Diario de León,  El Retrovisor

Filandones

«Pero no por eso creas que el frío convierte a esos montañeses en hurones; antes bien, durante él se reúnen todas las noches en la casa más espaciosa del lugar, las mujeres a hilar (de lo cual viene a estas tertulias el nombre del filandón) y los hombres que vienen más tarde a divertir con un poco de baile la última hora de la reunión. Excusado será el decirte que en estos filandones nunca faltan historias y cuentos maravillosos narrados por las viejas al amor de la lumbre, pero lo que no se te ocurrirá de seguro es que he oído a un alcalde muy respetable todas las proezas de los doce pares y su emperador Carlomagno». Con estas palabras describía, allá por 1839, la costumbre del filandón Enrique Gil y Carrasco. El escritor villafranquino cruzaba la cordillera desde su pueblo camino a Gijón y nos dejaba esta descripción a su paso por las feraces montañas babianas.

No es extraño que el filandón llame la atención de literatos. En pocos espacios como en las tradicionales comunidades de aldea leonesas la palabra se ha mostrado tan trascendental. En esos pequeños grupos humanos, donde las divisiones sociales eran escasas y unos dependían firmemente de los otros para la supervivencia cotidiana, las instituciones que vinculaban al común eran indispensables. Los concejos, las facenderas, las veceras son algunos ejemplos. Y, por supuesto, el filandón.

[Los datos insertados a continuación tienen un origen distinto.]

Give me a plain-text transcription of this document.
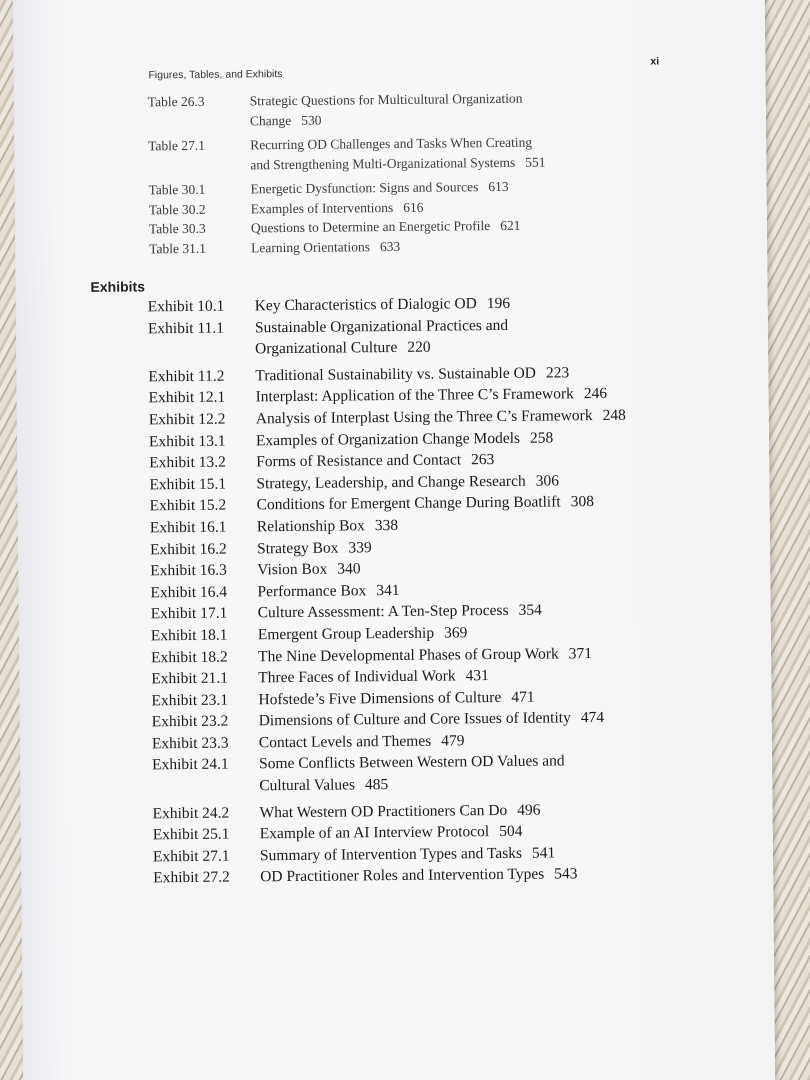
Figures, Tables, and Exhibits
xi
Table 26.3	Strategic Questions for Multicultural Organization
Change 530
Table 27.1	Recurring OD Challenges and Tasks When Creating
and Strengthening Multi-Organizational Systems 551
Table 30.1	Energetic Dysfunction: Signs and Sources 613
Table 30.2	Examples of Interventions 616
Table 30.3	Questions to Determine an Energetic Profile 621
Table 31.1	Learning Orientations 633
Exhibits
Exhibit 10.1	Key Characteristics of Dialogic OD 196
Exhibit 11.1	Sustainable Organizational Practices and
Organizational Culture 220
Exhibit 11.2	Traditional Sustainability vs. Sustainable OD 223
Exhibit 12.1	Interplast: Application of the Three C’s Framework 246
Exhibit 12.2	Analysis of Interplast Using the Three C’s Framework 248
Exhibit 13.1	Examples of Organization Change Models 258
Exhibit 13.2	Forms of Resistance and Contact 263
Exhibit 15.1	Strategy, Leadership, and Change Research 306
Exhibit 15.2	Conditions for Emergent Change During Boatlift 308
Exhibit 16.1	Relationship Box 338
Exhibit 16.2	Strategy Box 339
Exhibit 16.3	Vision Box 340
Exhibit 16.4	Performance Box 341
Exhibit 17.1	Culture Assessment: A Ten-Step Process 354
Exhibit 18.1	Emergent Group Leadership 369
Exhibit 18.2	The Nine Developmental Phases of Group Work 371
Exhibit 21.1	Three Faces of Individual Work 431
Exhibit 23.1	Hofstede’s Five Dimensions of Culture 471
Exhibit 23.2	Dimensions of Culture and Core Issues of Identity 474
Exhibit 23.3	Contact Levels and Themes 479
Exhibit 24.1	Some Conflicts Between Western OD Values and
Cultural Values 485
Exhibit 24.2	What Western OD Practitioners Can Do 496
Exhibit 25.1	Example of an AI Interview Protocol 504
Exhibit 27.1	Summary of Intervention Types and Tasks 541
Exhibit 27.2	OD Practitioner Roles and Intervention Types 543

El agustino César Morán nos lo dejó escrito muy elocuentemente: «El hilandero, filandero o filandón era en las aldeas del contorno el centro de estudios filosóficos, jurídicos, económicos, teológicos y medicinales: era la cátedra en que se estudiaban con más o menos aprovechamiento todas las disciplinas postescolares, todolo que necesitaban saber los hombres y las mujeres para desenvolverse en el tiempo y aun en la eternidad».

Sin embargo, en el pasado, muchas de estas actividades se deslizaban a menudo fuera de lo moralmente aceptado. De la vitalidad de los filandones nos dice mucho su resistencia a la censura que con frecuencia la Iglesia trató de efectuar contra aquellas reuniones realizadas al subterfugio de las noches de invierno. Baste mencionar, por ejemplo, un auto del obispo de Astorga tras la visita al pueblo cepedano de Tabladas en 1729: «Manda S. Ilustríssima al Cura evite el pernicioso abuso de los filandones en lo que concurren mozos y mozas de este lugar y demás barrios de su Feligresía, pena de Excomunión Mayor. Y en adelante no se presenten en la casa o casas que acostumbran hacer semejantes diversiones. Y el dueño o habitador de las referidas casas que los permitiese, el Cura los evite de los Divinos Oficios y los saque de multa, por la primera vez, seis reales, y doce por la segunda. Y si se llegase a la ercera su contumacia le remita preso a la cárcel de la «Corona» de Astorga (…)».